O último exemplar visitado, situado no número 37 da Rua Alexandre Herculano, é um edifício propriedade da Santa Casa da Misericórdia de Ovar e onde funciona o Centro Comunitário Espaço Aberto. Trata-se duma casa cuja construção remonta ao Século XVIII e que sofreu várias remodelações até aos nossos dias, cujas marcas podem ser facilmente observadas. Também aqui o piso superior era destinado a habitação, servindo o piso inferior para albergar alguns serviços (estábulos? armazenamento de alimentos?). Ricamente decorada – nicho com figura de culto no exterior, espaço para oratório, salões do piso superior com tectos apainelados em madeira, belos painéis de azulejo nalgumas dependências, nomeadamente nas cozinhas -, a habitação esteve na posse de ilustres médicos ovarenses, sendo ainda possível observar no tecto da divisão que funcionou como Consultório o símbolo da Medicina. A visita terminou com uma deslocação ao sótão da casa, onde foi possível perceber a dimensão das principais intervenções sofridas ao longo dos quase três séculos de existência.




ARTES CIRCENSES: “Plaina”
Interpretação | Ariana Silva, Douglas Melo, Fábio Constantino, Mauricio Jara e Telma Pinto
Direcção Artística | Jorge Lix
Cenografia | Arnold Von Rossum
Música Original | Luca Argel
Produção | Cia Umpor1
Cine-Teatro de Estarreja
06 Mai 2018 | dom | 17:00


Encerrando um fim de semana recheado de propostas inovadoras e de enorme qualidade, as Artes Circenses subiram ao palco do Cine-Teatro de Estarreja com o espectáculo “Plaina”, da Companhia Umpor1. Inserida na Programação Cultural em Rede da Comunidade Intermunicipal da Região de Aveiro, a peça foi construída num pressuposto de relação entre território, identidade e património, conjugando pessoas, saberes e tradições e permitindo, desta forma, a construção de novas memórias sob perspectivas artísticas contemporâneas.

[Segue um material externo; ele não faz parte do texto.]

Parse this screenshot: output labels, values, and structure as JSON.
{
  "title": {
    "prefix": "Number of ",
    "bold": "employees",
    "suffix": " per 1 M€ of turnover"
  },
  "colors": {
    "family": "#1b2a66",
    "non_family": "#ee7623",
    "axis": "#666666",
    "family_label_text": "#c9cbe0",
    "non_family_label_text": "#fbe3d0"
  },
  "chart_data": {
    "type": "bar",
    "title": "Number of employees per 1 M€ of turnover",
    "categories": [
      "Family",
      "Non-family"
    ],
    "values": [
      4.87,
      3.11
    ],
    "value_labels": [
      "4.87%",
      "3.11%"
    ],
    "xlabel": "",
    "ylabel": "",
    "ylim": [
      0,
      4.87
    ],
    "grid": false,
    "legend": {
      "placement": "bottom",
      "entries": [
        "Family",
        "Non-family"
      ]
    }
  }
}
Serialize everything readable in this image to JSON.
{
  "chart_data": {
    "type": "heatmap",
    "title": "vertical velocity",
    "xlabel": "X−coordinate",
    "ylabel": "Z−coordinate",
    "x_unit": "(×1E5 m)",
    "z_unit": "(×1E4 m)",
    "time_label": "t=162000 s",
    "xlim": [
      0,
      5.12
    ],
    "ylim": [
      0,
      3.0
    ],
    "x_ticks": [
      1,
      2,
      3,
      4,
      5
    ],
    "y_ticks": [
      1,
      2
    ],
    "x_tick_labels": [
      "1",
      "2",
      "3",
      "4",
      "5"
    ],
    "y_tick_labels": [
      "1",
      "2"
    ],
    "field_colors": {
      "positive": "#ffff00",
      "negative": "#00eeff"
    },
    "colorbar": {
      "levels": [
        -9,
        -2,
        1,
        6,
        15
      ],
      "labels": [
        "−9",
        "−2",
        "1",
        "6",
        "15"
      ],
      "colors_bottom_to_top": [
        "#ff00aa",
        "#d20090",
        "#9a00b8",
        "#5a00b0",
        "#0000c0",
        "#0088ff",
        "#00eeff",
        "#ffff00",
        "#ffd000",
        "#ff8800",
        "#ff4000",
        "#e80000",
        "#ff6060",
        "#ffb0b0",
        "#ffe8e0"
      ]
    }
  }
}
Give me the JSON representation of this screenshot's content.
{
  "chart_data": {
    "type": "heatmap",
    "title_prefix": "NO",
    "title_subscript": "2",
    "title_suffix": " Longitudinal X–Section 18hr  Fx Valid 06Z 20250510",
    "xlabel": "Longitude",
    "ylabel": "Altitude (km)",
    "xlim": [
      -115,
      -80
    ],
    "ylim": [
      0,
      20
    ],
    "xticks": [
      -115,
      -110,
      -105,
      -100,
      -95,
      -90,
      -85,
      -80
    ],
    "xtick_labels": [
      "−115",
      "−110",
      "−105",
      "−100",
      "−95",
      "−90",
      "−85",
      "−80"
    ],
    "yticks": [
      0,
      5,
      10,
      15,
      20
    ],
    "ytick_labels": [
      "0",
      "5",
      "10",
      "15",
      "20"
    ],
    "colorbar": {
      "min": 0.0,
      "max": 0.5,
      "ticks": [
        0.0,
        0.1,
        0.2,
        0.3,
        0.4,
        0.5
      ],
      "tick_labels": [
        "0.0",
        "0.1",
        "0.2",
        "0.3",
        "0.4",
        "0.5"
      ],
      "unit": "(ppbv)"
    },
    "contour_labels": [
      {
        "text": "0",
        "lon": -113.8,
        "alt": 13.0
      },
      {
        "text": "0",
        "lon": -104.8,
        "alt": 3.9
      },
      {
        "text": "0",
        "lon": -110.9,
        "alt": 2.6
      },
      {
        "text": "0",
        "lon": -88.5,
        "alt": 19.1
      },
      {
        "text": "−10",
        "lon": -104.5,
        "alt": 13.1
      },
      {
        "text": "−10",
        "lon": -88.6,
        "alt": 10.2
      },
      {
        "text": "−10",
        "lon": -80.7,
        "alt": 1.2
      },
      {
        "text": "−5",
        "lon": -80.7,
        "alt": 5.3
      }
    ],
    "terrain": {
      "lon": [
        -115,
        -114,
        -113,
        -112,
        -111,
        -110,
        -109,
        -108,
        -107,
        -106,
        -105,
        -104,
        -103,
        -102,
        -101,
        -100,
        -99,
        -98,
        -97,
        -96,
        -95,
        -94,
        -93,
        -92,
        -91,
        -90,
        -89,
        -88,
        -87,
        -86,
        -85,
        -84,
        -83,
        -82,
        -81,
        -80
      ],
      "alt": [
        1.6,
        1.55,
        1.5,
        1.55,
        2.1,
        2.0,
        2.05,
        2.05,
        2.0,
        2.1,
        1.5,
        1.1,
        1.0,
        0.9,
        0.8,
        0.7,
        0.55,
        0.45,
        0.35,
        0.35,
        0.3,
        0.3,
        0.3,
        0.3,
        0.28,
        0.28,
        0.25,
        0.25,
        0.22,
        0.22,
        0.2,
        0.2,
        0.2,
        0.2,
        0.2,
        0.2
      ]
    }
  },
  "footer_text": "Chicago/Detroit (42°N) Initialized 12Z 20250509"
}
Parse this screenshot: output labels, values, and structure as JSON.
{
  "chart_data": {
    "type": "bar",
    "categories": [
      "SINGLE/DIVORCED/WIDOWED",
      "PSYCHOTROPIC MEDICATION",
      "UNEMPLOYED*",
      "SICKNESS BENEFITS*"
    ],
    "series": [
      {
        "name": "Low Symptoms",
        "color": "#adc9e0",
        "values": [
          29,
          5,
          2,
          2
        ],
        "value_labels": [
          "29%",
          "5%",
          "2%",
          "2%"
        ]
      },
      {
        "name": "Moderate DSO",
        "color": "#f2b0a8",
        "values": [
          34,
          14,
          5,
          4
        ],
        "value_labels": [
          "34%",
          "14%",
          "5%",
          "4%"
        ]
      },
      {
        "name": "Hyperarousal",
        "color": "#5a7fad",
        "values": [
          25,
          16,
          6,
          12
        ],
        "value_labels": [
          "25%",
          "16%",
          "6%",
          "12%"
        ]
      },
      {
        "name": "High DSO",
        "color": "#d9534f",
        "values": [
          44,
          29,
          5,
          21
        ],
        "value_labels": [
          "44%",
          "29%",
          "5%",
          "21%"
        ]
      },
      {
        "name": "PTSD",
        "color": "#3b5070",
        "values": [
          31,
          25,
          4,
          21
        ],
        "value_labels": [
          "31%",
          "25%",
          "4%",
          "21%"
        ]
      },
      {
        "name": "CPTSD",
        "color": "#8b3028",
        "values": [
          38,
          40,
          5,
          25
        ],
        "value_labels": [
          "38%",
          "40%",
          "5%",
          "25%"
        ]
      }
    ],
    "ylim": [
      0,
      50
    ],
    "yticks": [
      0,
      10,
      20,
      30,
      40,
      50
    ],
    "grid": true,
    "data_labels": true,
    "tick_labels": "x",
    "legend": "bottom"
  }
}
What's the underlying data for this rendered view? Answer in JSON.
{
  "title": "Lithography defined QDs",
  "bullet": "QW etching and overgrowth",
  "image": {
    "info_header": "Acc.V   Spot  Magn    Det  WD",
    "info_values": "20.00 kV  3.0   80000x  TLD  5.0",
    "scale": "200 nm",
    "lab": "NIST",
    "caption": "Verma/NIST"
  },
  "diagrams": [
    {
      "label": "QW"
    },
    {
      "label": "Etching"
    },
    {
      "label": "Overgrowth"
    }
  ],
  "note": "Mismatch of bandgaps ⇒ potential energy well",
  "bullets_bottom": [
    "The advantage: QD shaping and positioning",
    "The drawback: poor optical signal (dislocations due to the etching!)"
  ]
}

Partindo das histórias e memórias ligadas à ria e aos seus esteiros, Jorge Lix, o Director Artístico da Cia Umpor1, constrói um espectáculo cuja linha dramatúrgica persegue a construção naval como arte em vias de extinção, encontrando no desaparecimento do moliço a razão para a morte dos estaleiros. Neste trabalho de reconstrução da memória – a remeter para os ambientes dum velho estaleiro nas margens da ria -, “Plaina” serve-se dum dispositivo cénico versátil e dum desenvolvimento inteligente para deixar uma mensagem de cariz marcadamente ecológico, evocativa da importância da preservação da natureza.

Fundindo as Artes Circenses com o Teatro e a Dança, o espectáculo vive muito da enorme plasticidade dos elementos cénicos – o contraste entre o “rijo” da madeira e o “mole” do moliço proporciona momentos de grande beleza -, mas vive sobretudo das prestações de cinco jovens em palco que interpretam, de forma tocante, os dilemas, frustrações e contradições daqueles que viram a vida no imenso manto de água extinguir-se a cada dia, o mundo a desabar à sua volta, o futuro carregado de incertezas. De todos eles, permito-me destacar Ariana Silva numa estreia auspiciosa, rosto fechado sob um barrete de lã, uma teatralidade invulgar, o palco cheio com a sua presença.

Adereços dum estaleiro que se desmorona, varas, cordas, tábuas e redes voltam a ganhar vida através do olhar e do gesto dos actores. São eles os arautos da mudança. Saibamos nós – todos nós (!) - ser dignos depositários da sua mensagem de esperança e agentes interventivos na reposição dum mundo mais justo e equilibrado, mais digno e melhor!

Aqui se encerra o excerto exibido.